Plushycushioned furniture has been arranged in a semicircle around the undeniable focal point of the room: a gargantuan television with satellite speakers positioned strategically in every corner for a maximum auditory experience. A third Tupperware bowl has been abandoned between two pillows on the floor. Bending down, he scoops out a handful of popcorn and crams it into his mouth.

He walks to the edge of the hallway, eyes still adjusting to the navy darkness. The electronic snoring of the kitchen cannot be heard from this corridor of the house. But there are other sounds: the toilet runs; a showerhead drips onto ceramic; three human beings breathe heavily in oblivious comfort. Beneath this soundtrack of suburban sleep the central heating whispers on and on, safe as his mother’s heartbeat.

Luther stands in the hallway scraping chunks of popcorn from his molars, thinking, They need this noise. They would go mad without it. They think this is silence…they have never known silence.

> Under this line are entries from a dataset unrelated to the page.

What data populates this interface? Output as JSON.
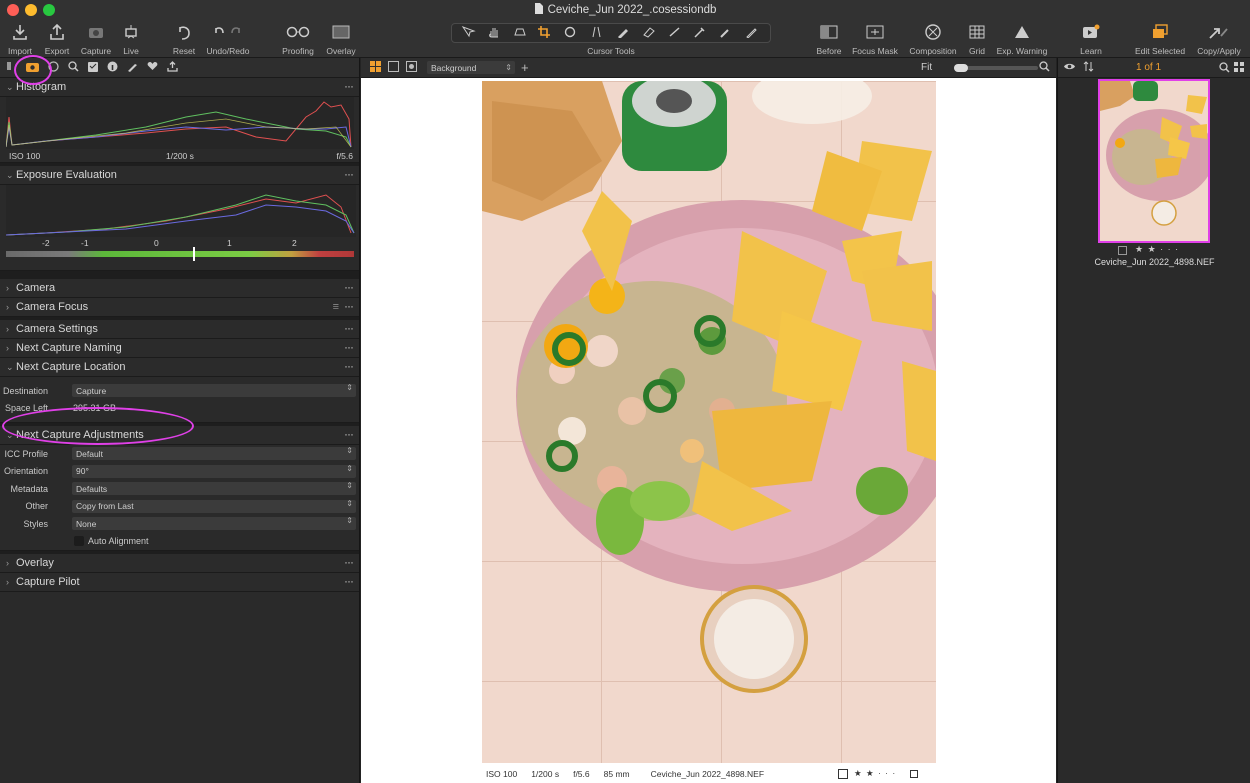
{
  "window": {
    "title": "Ceviche_Jun 2022_.cosessiondb"
  },
  "toolbar": {
    "import": "Import",
    "export": "Export",
    "capture": "Capture",
    "live": "Live",
    "reset": "Reset",
    "undo_redo": "Undo/Redo",
    "proofing": "Proofing",
    "overlay": "Overlay",
    "cursor_tools": "Cursor Tools",
    "before": "Before",
    "focus_mask": "Focus Mask",
    "composition": "Composition",
    "grid": "Grid",
    "exp_warning": "Exp. Warning",
    "learn": "Learn",
    "edit_selected": "Edit Selected",
    "copy_apply": "Copy/Apply"
  },
  "histogram": {
    "title": "Histogram",
    "iso": "ISO 100",
    "shutter": "1/200 s",
    "aperture": "f/5.6"
  },
  "exposure": {
    "title": "Exposure Evaluation",
    "ticks": [
      "-2",
      "-1",
      "0",
      "1",
      "2"
    ]
  },
  "sections": {
    "camera": "Camera",
    "camera_focus": "Camera Focus",
    "camera_settings": "Camera Settings",
    "next_capture_naming": "Next Capture Naming",
    "next_capture_location": "Next Capture Location",
    "next_capture_adjustments": "Next Capture Adjustments",
    "overlay": "Overlay",
    "capture_pilot": "Capture Pilot"
  },
  "location": {
    "destination_label": "Destination",
    "destination_value": "Capture",
    "space_left_label": "Space Left",
    "space_left_value": "295.31 GB"
  },
  "adjustments": {
    "icc_label": "ICC Profile",
    "icc_value": "Default",
    "orientation_label": "Orientation",
    "orientation_value": "90°",
    "metadata_label": "Metadata",
    "metadata_value": "Defaults",
    "other_label": "Other",
    "other_value": "Copy from Last",
    "styles_label": "Styles",
    "styles_value": "None",
    "auto_alignment": "Auto Alignment"
  },
  "viewer": {
    "background_select": "Background",
    "fit": "Fit"
  },
  "photo_meta": {
    "iso": "ISO 100",
    "shutter": "1/200 s",
    "aperture": "f/5.6",
    "focal": "85 mm",
    "filename": "Ceviche_Jun 2022_4898.NEF",
    "rating": "★ ★ · · ·"
  },
  "browser": {
    "count": "1 of 1",
    "thumb_name": "Ceviche_Jun 2022_4898.NEF",
    "rating": "★ ★ · · ·"
  },
  "colors": {
    "accent": "#f0a030",
    "highlight": "#e040e8",
    "panel": "#2a2a2a"
  }
}
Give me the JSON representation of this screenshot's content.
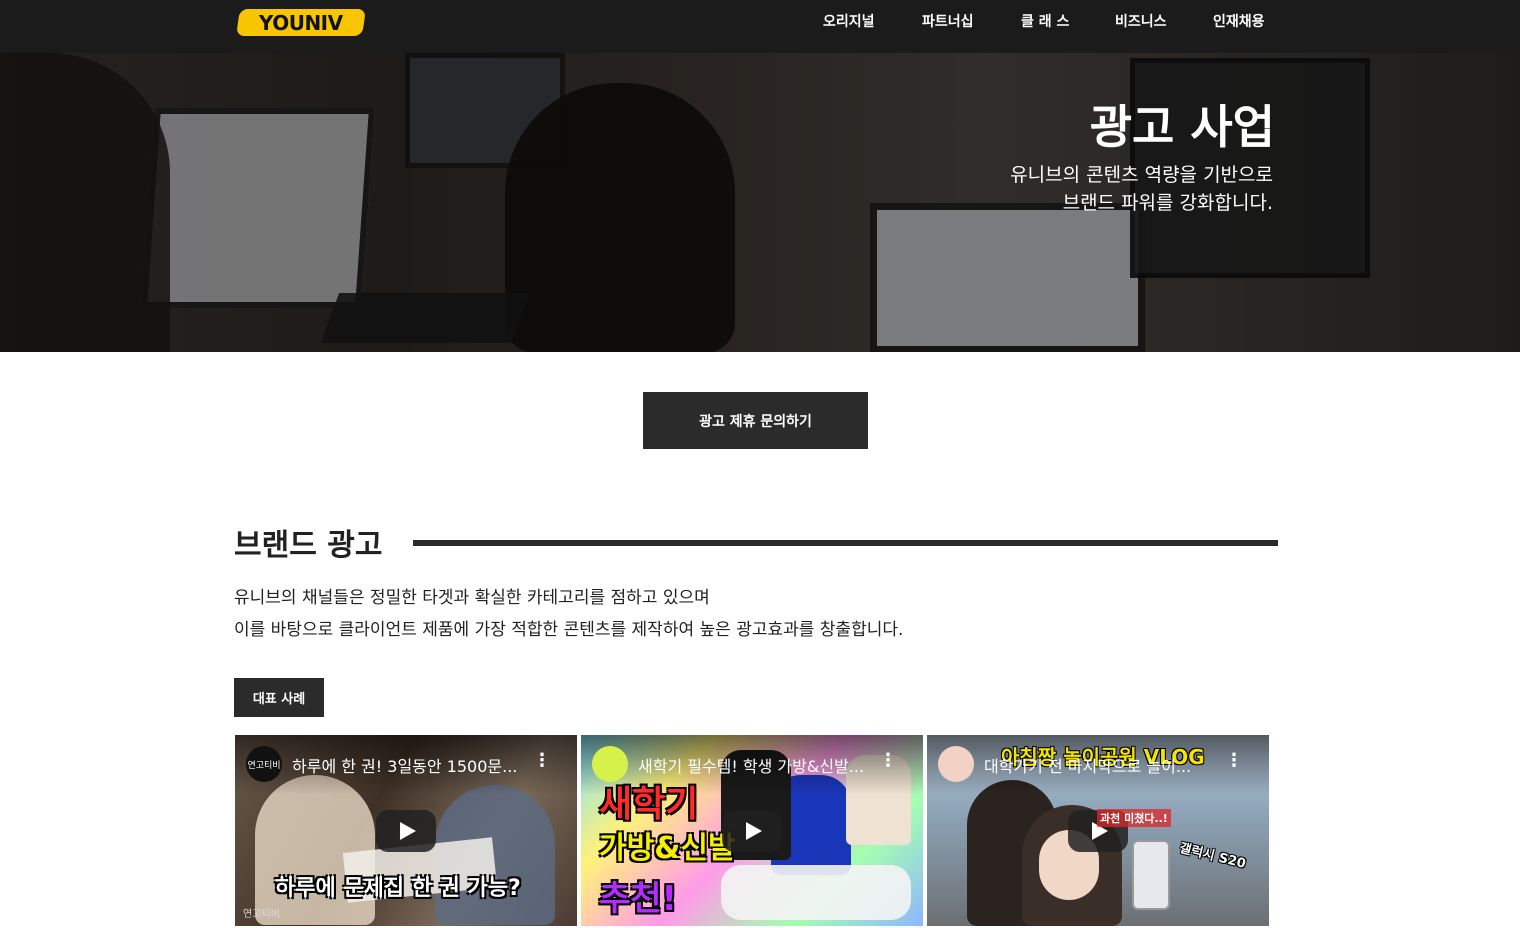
{
  "header": {
    "logo_text": "YOUNIV",
    "nav": [
      "오리지널",
      "파트너십",
      "클 래 스",
      "비즈니스",
      "인재채용"
    ]
  },
  "hero": {
    "title": "광고 사업",
    "subtitle_line1": "유니브의 콘텐츠 역량을 기반으로",
    "subtitle_line2": "브랜드 파워를 강화합니다."
  },
  "cta": {
    "label": "광고 제휴 문의하기"
  },
  "section": {
    "title": "브랜드 광고",
    "desc_line1": "유니브의 채널들은 정밀한 타겟과 확실한 카테고리를 점하고 있으며",
    "desc_line2": "이를 바탕으로 클라이언트 제품에 가장 적합한 콘텐츠를 제작하여 높은 광고효과를 창출합니다.",
    "tag": "대표 사례"
  },
  "videos": [
    {
      "avatar_text": "연고티비",
      "title": "하루에 한 권! 3일동안 1500문...",
      "caption": "하루에 문제집 한 권 가능?",
      "watermark": "연고티비"
    },
    {
      "avatar_text": "",
      "title": "새학기 필수템! 학생 가방&신발...",
      "caption_line1": "새학기",
      "caption_line2": "가방&신발",
      "caption_line3": "추천!"
    },
    {
      "avatar_text": "",
      "title": "대학가기 전 마지막으로 놀이...",
      "caption_top": "아침짱 놀이공원 VLOG",
      "caption_side": "갤럭시 S20",
      "caption_small": "과천 미쳤다..!"
    }
  ],
  "colors": {
    "header_bg": "#1b1b1b",
    "logo_yellow": "#f7c600",
    "dark_button": "#2b2b2b"
  }
}
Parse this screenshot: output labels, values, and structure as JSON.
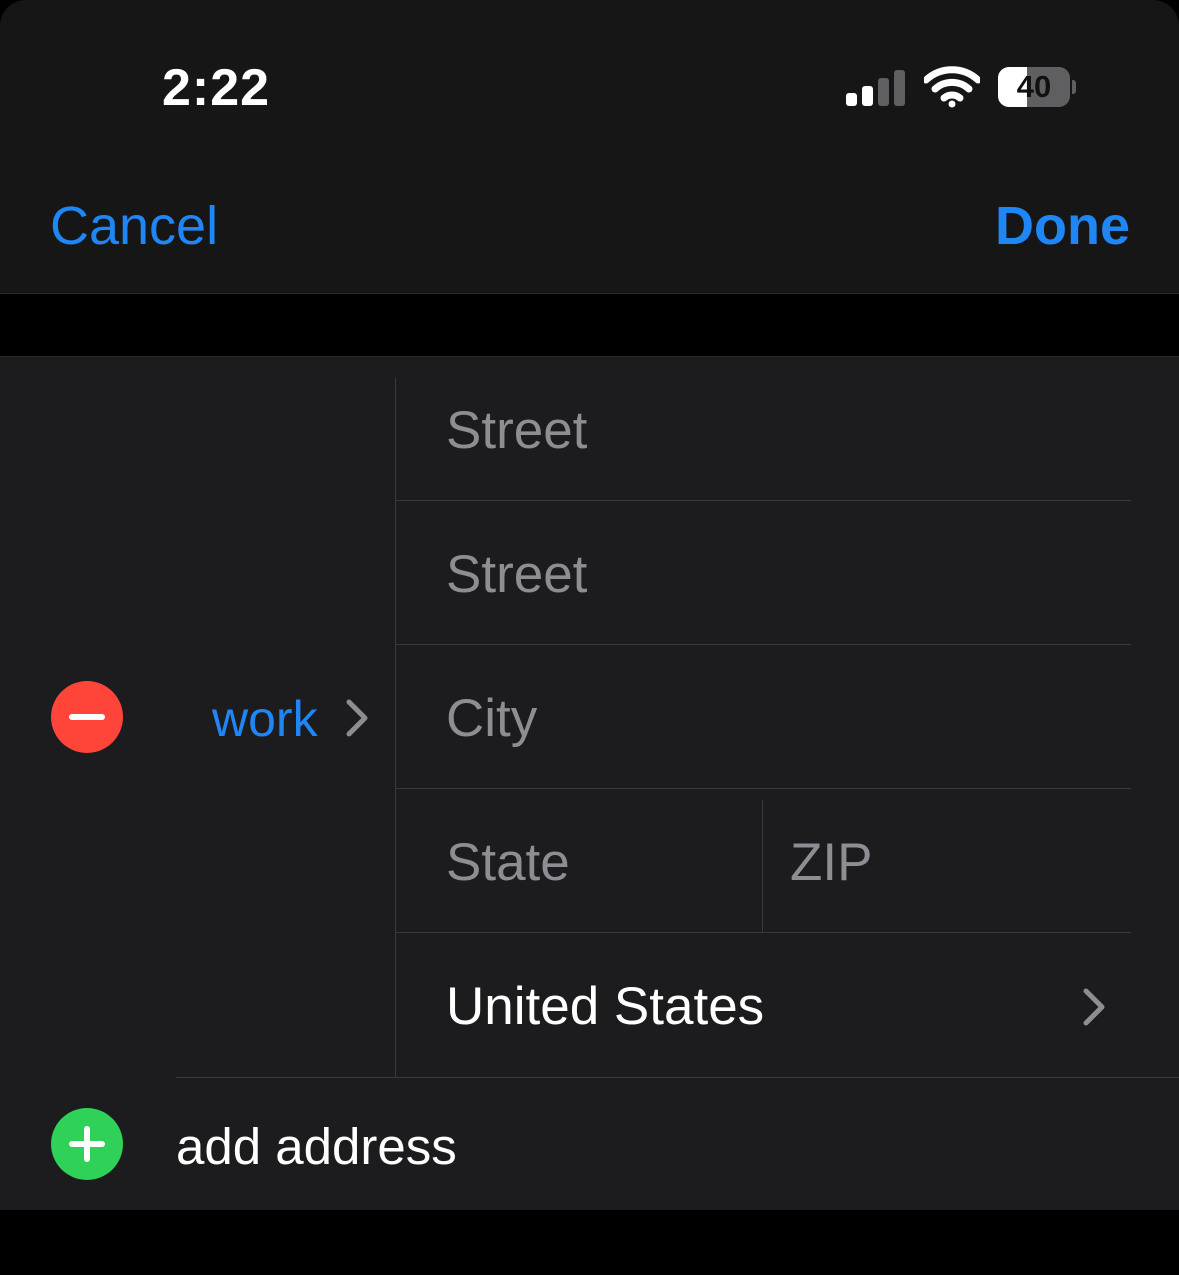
{
  "status_bar": {
    "time": "2:22",
    "battery_level": "40",
    "battery_percent": 40,
    "signal_bars_active": 2,
    "signal_bars_total": 4
  },
  "nav": {
    "cancel_label": "Cancel",
    "done_label": "Done"
  },
  "address": {
    "label": "work",
    "street1_placeholder": "Street",
    "street2_placeholder": "Street",
    "city_placeholder": "City",
    "state_placeholder": "State",
    "zip_placeholder": "ZIP",
    "country": "United States"
  },
  "add_address_label": "add address",
  "colors": {
    "accent_blue": "#1f86f5",
    "delete_red": "#ff453a",
    "add_green": "#30d158",
    "placeholder_gray": "#8d8d93",
    "cell_background": "#1c1c1e"
  }
}
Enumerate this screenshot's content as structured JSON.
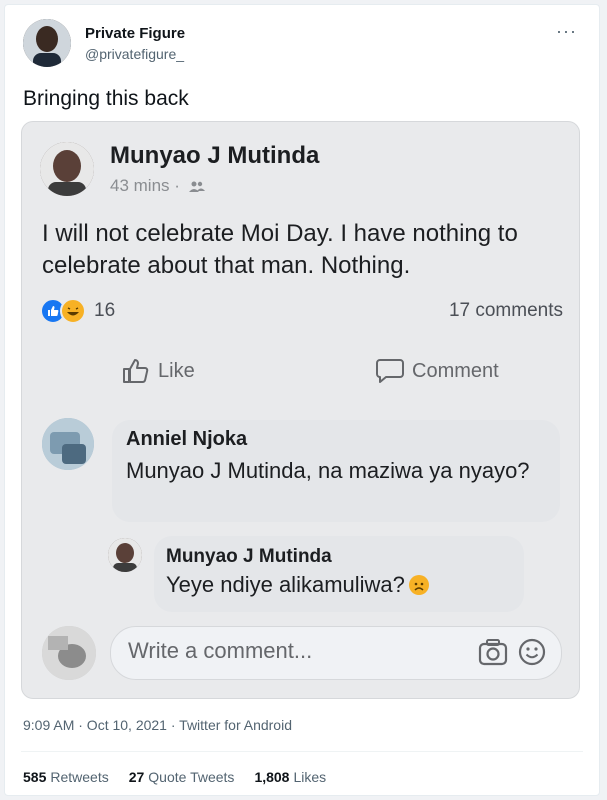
{
  "tweet": {
    "author_name": "Private Figure",
    "author_handle": "@privatefigure_",
    "text": "Bringing this back",
    "more": "···",
    "meta": "9:09 AM · Oct 10, 2021 · Twitter for Android",
    "stats": {
      "retweets_count": "585",
      "retweets_label": "Retweets",
      "quotes_count": "27",
      "quotes_label": "Quote Tweets",
      "likes_count": "1,808",
      "likes_label": "Likes"
    }
  },
  "fb_post": {
    "author": "Munyao J Mutinda",
    "time": "43 mins ·",
    "text": "I will not celebrate Moi Day. I have nothing to celebrate about that man. Nothing.",
    "reactions_count": "16",
    "comments_count": "17 comments",
    "like_label": "Like",
    "comment_label": "Comment",
    "comments": [
      {
        "author": "Anniel Njoka",
        "text": "Munyao J Mutinda, na maziwa ya nyayo?"
      },
      {
        "author": "Munyao J Mutinda",
        "text": "Yeye ndiye alikamuliwa?"
      }
    ],
    "write_placeholder": "Write a comment..."
  },
  "colors": {
    "fb_blue": "#1877f2",
    "haha_yellow": "#f7b125",
    "twitter_gray": "#536471"
  },
  "icons": [
    "more-icon",
    "friends-icon",
    "like-reaction-icon",
    "haha-reaction-icon",
    "thumbs-up-icon",
    "comment-icon",
    "sad-emoji-icon",
    "camera-icon",
    "emoji-icon"
  ]
}
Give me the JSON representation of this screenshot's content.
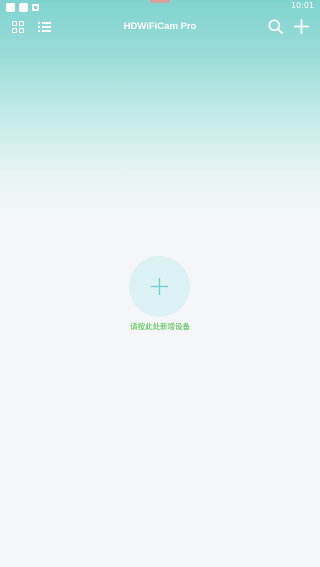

He steps through the first doorway on the right, a bathroom. Opening the medicine cabinet above the sink, he takes out a box of grape-flavored dental floss. When his teeth are clean to his satisfaction he returns the floss to its shelf and closes the cabinet. Stepping back into the hall he tiptoes across the carpet into the first room on the left.

A black and orange sticker on the door reads “Private—Keep Out!” and below it in stenciled characters: “Hank’s Hideout.”

The room is tidy—no toys on the floor, beanbags pushed into the corners.

A dozen model airplanes and helicopters hang by wires from the ceiling.

A B-25 sits near completion on a desk. Only the wings and the ball turret remain to be affixed.

He smells the glue.

A bevy of Little League trophies lines the top of a dresser, each golden plastic boy facing the bed, frozen in midswing. Luther reads the engraving on the base of one of the trophies.

Hank’s team is called The Lean, Mean, Fighting Machine.